Merrimack Trail is the local name for State Route 143 as it passes through portions of York County and James City County and the independent city of Williamsburg in the Virginia Peninsula subregion of Hampton Roads in Virginia.
==History==
With the Restoration and additional tourism traffic generated by Colonial Williamsburg beginning in the late 1920s, Merrimack Trail was built in the early 1930s to supplement U.S. Route 60 as part the State Route 168 project which extended all the way east to North Carolina.

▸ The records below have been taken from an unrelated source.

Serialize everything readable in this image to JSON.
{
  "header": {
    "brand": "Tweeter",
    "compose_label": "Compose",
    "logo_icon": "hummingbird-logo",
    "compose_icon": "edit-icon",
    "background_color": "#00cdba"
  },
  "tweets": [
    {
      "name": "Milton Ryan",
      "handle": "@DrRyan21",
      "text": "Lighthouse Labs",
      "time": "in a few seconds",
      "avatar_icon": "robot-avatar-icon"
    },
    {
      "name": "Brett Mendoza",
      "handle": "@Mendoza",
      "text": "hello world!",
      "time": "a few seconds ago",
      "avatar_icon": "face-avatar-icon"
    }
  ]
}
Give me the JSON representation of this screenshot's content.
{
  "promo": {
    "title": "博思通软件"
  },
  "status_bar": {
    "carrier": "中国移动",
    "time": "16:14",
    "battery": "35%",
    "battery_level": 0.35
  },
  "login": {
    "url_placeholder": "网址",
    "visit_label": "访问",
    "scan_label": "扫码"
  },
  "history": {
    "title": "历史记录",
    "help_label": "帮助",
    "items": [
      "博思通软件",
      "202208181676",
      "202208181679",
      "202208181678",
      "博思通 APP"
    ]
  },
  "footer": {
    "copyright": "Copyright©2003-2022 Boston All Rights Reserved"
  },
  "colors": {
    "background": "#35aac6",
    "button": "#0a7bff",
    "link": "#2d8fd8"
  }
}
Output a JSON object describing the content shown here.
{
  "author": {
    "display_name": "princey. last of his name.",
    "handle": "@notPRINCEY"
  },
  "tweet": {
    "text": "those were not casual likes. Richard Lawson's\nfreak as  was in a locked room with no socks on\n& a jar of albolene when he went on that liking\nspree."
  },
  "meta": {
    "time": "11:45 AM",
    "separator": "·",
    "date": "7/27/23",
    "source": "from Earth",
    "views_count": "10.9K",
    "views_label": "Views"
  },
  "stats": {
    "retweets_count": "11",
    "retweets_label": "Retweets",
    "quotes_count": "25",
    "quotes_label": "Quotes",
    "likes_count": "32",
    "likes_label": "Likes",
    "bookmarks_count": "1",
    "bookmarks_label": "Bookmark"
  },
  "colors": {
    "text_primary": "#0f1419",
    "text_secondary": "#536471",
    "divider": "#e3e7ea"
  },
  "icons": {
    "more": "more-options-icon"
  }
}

The Merrimack Trail portion of VA-168 extended on the Virginia Peninsula from Anderson Corner near Toano to a crossing of Hampton Roads to South Hampton Roads by ferry, prior to the opening of the Hampton Roads Bridge-Tunnel on November 1, 1957. The ferry, which connected to Norfolk at the end of 99th Street at Pine Beach, charged a toll of automobile and driver, $1 and $1.25 for each additional passenger.〔http://xroads.virginia.edu/~Hyper/VAGuide/hampton2.html〕

The name originated because the road lead to a ferry landing in Newport News was located near the historic location of the Battle of Hampton Roads between the ironclad warships in March 1862 during the American Civil War. The Confederate ironclad C.S.S. ''Virginia'' had been built from the hull of the U.S.S. ''Merrimack'', partially burned by Union troops evacuating the Norfolk Naval Shipyard the previous year.
In the 1960s, as the new Interstate 64 was completed, major portions of VA-168 west of Old Point Comfort were redesignated as State Route 143.